An additional ambulance resource was to be deployed to serve the Nantwich area and its impact would be monitored closely. The individual CFR who had previously operated on blue lights in Nantwich had now had the blue light restored in recognition of the unique and special skill he brought to his role as a Nantwich CFR.
The NWAS had also developed a Chain of Survival strategy with 4 objectives:
Improve public awareness of how and when to access emergency care;
Increase the number of people in the North West able to provide basic emergency life support, including the use of an automated external defibrillator;
Increase the availability of emergency medical equipment and in particular automated external defibrillators, for use in emergency situations;
Increase the availability of advanced life support trained responders able to provide support to emergency ambulance crews.

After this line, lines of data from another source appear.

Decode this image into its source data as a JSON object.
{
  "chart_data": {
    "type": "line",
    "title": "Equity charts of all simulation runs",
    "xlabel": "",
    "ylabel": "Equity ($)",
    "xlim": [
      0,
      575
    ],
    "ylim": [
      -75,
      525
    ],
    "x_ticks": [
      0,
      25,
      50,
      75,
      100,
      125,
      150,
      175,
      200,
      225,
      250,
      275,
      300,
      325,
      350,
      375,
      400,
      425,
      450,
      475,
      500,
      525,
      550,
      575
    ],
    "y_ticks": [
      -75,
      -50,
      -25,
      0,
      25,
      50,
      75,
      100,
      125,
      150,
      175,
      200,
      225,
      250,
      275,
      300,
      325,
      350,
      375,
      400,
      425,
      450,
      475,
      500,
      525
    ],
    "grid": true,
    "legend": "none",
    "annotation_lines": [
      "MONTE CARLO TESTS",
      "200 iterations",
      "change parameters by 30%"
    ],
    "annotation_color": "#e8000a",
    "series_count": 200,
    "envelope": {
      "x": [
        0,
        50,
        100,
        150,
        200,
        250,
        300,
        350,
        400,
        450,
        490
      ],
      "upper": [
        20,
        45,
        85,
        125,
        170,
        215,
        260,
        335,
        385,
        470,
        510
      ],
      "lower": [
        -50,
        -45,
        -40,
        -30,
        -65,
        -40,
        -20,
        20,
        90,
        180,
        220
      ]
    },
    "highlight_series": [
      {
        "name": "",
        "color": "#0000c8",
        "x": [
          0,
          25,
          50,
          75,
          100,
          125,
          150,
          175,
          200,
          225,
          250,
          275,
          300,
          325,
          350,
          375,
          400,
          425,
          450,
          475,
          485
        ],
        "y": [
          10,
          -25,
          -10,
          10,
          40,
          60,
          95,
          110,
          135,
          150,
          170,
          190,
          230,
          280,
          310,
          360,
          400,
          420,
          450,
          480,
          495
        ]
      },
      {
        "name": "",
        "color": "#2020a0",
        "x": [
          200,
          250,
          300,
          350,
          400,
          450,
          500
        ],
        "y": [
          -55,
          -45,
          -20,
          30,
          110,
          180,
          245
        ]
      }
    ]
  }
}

The work would be overseen by a complementary resources steering group on which the Cheshire Association of Local Councils was represented. NWAS anticipated that Cheshire villages and small towns would develop Public Access Defibrillation and CFR schemes and this would be supported by a Cheshire Steering Group.
The new CFR scheme was soon to begin Crewe with four fully trained CFRs.
Members noted that in some cases local Councils purchased defibrillation equipment but felt that maintenance and battery replacement should be a role for NWAS. Members also felt that further information was needed on response times in Cheshire East and how these compared to other parts of the North West.
(a) the update report on the Community First Responders Scheme and Co-Responders be noted; and
(b) a further report be requested from the North West Ambulance Service on response times and standards of service.
To consider a report of the Borough Solicitor.
The Committee considered a report of the Borough Solicitor on the current position with the Centre for Public Scrutiny (CfPS) Pilot Project.
Cheshire East Council had successfully submitted a joint bid with Cheshire West and Chester Council to be a Scrutiny Development Area which would involve raising the profile of overview and scrutiny as a tool to promote community well-being and help councils and partners address health inequalities.
The initial work was to undertake a detailed mapping exercise to try to identify a clear picture of health inequalities and from that identify areas to undertake specific scrutiny work.
It was proposed that a joint Scrutiny Panel be established with Cheshire West and Chester Council to guide the work of the project.
(a) the progress made to date on the Pilot Project be noted;
(b) the initial work and proposed direction of the Project be endorsed; and
(c) 5 Members be appointed from this Council to the Joint Scrutiny Panel as follows – Councillors C Andrew, D Flude, S Jones, B Livesley and A Moran.